As pandemic-era relief programs end, more and more families report an inability to afford basic needs such as food, housing, utilities, childcare, and healthcare according to Stanford’s RAPID survey. Asian, American Indian/Alaska Native, and Native Hawaiian/Pacific Islander, experienced the greatest rate of material hardship among California parents, followed by Latinx and Black families, while White families were the least likely to report experiencing material hardship. Households at or below 400% of the federal poverty level were also more likely to experience material hardship.
Diaper access and affordability are essential components of a child’s basic needs. Without consistent diaper changes, babies run the risk of infection, diaper rashes, urinary tract infections, and other significant health problems that may require medical attention. Despite this necessity, nearly one in two families across the U.S. with babies or toddlers cannot afford to buy enough diapers to ensure their child stays dry and clean. This represents a sharp increase from previous years, where one in three families reported being unable to afford enough diapers for their children.
The inability to access a sufficient supply of diapers to change a child as often as needed is called diaper need. Diaper need is a silent crisis. Many families and caregivers, especially those from communities of color who are more closely scrutinized by our child welfare system, fear being reported as negligent for not being able to provide their baby or toddler with an adequate number of diapers.
On average, monthly diaper costs range from $70 to $100. The monthly expense of diapers often forces families to choose between their child’s health and other needs. Families experiencing diaper need are often forced to cut back on essential spending for food and utilities. Diaper need also risks pushing families into poverty in other ways, too. Medical costs associated with diaper need can create additional financial strain on families. Moreover, in nearly a quarter of households reporting diaper need, parents say they have had to miss work because they did not have an adequate supply of diapers required to drop their child off at a childcare facility.
Diaper need is not just associated with financial and economic hardship. It can also negatively affect parental mental health. Studies show that parents experiencing diaper need were at increased risks for post-partum stress and other mental health issues. This can create a negative feedback loop, damaging the parent-child relationship and putting children at a greater risk for developing social, emotional, and behavioral problems.
For California families with infants and toddlers experiencing diaper need, diaper banks have been a critical support. Diaper banks allow these families to access diapers at no additional cost. California’s 18 National Diaper Bank Network members distribute approximately 72 million diapers annually, helping almost 120,000 infants and toddlers every month. Recently, California was awarded $1.2 million through the Department of Health and Human Services’ Pilot Diaper Distribution Program, which will be distributed to diaper banks across the state to improve diaper access among California families with infants and toddlers. Diaper banks are a critical part of the infrastructure needed to tackle diaper need, but they also represent a limited solution. In addition to federal funding, California is one of the few states to fund a diaper distribution program, supporting broader access to diapers for families. In 2017, the state legislature passed Assembly Bill 480 (AB 480) to support families experiencing diaper need. AB 480 provides California families with children three years old or younger in a CalWORKs, Welfare-to-Work family with a $30 monthly supplement to pay for diapers.
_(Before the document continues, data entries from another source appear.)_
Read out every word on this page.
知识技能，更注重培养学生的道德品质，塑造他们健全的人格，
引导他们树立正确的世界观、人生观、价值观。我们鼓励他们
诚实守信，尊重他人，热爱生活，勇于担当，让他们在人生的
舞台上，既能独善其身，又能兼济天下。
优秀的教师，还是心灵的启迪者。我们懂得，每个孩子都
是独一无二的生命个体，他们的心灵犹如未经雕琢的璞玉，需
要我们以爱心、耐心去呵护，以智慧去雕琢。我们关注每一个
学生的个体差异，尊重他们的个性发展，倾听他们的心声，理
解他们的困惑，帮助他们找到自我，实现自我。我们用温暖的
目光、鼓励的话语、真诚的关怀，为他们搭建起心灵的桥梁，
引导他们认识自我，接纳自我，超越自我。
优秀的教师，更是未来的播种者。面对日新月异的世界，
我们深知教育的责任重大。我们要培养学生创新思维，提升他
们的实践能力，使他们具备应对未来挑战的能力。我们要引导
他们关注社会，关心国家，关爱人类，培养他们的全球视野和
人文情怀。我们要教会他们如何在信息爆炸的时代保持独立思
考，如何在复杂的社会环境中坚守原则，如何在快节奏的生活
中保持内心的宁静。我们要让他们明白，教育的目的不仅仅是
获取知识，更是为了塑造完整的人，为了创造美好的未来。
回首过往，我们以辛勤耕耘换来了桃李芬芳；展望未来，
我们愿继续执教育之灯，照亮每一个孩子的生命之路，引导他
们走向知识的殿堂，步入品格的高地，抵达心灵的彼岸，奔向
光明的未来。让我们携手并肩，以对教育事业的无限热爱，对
Since 2017, state efforts to further support families experiencing diaper need have been few and far between. Recently, the federal government has tried to fill the gap where existing safety net services have fallen short to support families experiencing diaper need. In September 2022, the Department of Health and Human Services (HHS), through the Administration for Children and Families (ACF), launched the first of its kind federally funded diaper distribution program for families experiencing diaper need called the Diaper Distribution Demonstration and Research Pilot program. The pilot program awarded $8 million in funding to Community Service Block Grant state associations and tribes to provide diapers and diapering supplies to families in need through the pilot program. In May 2023, HHS announced an additional $8.2 million in federal funding to expand the pilot program to serve families with infants and toddlers in seven new states and territories, including California.
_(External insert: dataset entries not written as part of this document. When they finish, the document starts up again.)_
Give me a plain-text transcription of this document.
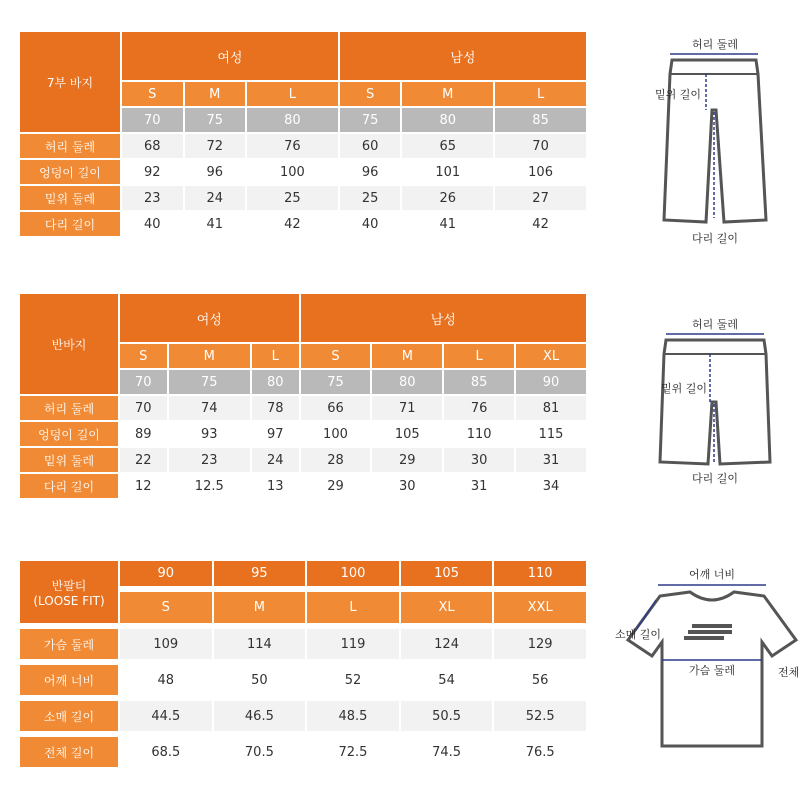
7부 바지	여성			남성		
	S	M	L	S	M	L
	70	75	80	75	80	85
허리 둘레	68	72	76	60	65	70
엉덩이 길이	92	96	100	96	101	106
밑위 둘레	23	24	25	25	26	27
다리 길이	40	41	42	40	41	42
허리 둘레
밑위 길이
다리 길이
반바지	여성			남성			
	S	M	L	S	M	L	XL
	70	75	80	75	80	85	90
허리 둘레	70	74	78	66	71	76	81
엉덩이 길이	89	93	97	100	105	110	115
밑위 둘레	22	23	24	28	29	30	31
다리 길이	12	12.5	13	29	30	31	34
허리 둘레
밑위 길이
다리 길이
반팔티
(LOOSE FIT)	90	95	100	105	110
	S	M	L	XL	XXL
가슴 둘레	109	114	119	124	129
어깨 너비	48	50	52	54	56
소매 길이	44.5	46.5	48.5	50.5	52.5
전체 길이	68.5	70.5	72.5	74.5	76.5
어깨 너비
소매 길이
가슴 둘레	전체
As a state Medicaid policy leader, California could pursue another avenue to improve diaper access through Medi-Cal, following the leads of Connecticut and Tennessee. Tennessee is poised to become the first state to allow Medicaid to cover the cost of diapers. If approved by the federal government, Tennessee’s Medicaid program, TennCare, will cover diapers for the first two years of a child’s life beginning in 2024. Meanwhile, Connecticut lawmakers are considering including diapers in Medicaid coverage. A proposal for studying the new benefit is currently making its way through the Connecticut state legislature.
California has over 687,000 infants and toddlers who qualify for Medi-Cal. Without adequate support from the state, many parents are left on their own to find ways to meet their children’s basic needs. Access to clean diapers is an essential basic need for all infants and toddlers. While there is no one-size-fits-all approach for addressing diaper need, potential solutions for California to consider include increasing the CalWORKs diaper benefit and expanding eligibility to include a greater number of families, providing a diaper supplement to childcare providers, and creating a Medi-Cal benefit. By improving diaper access, California can help bolster the economic security of families and their infants and toddlers across the state.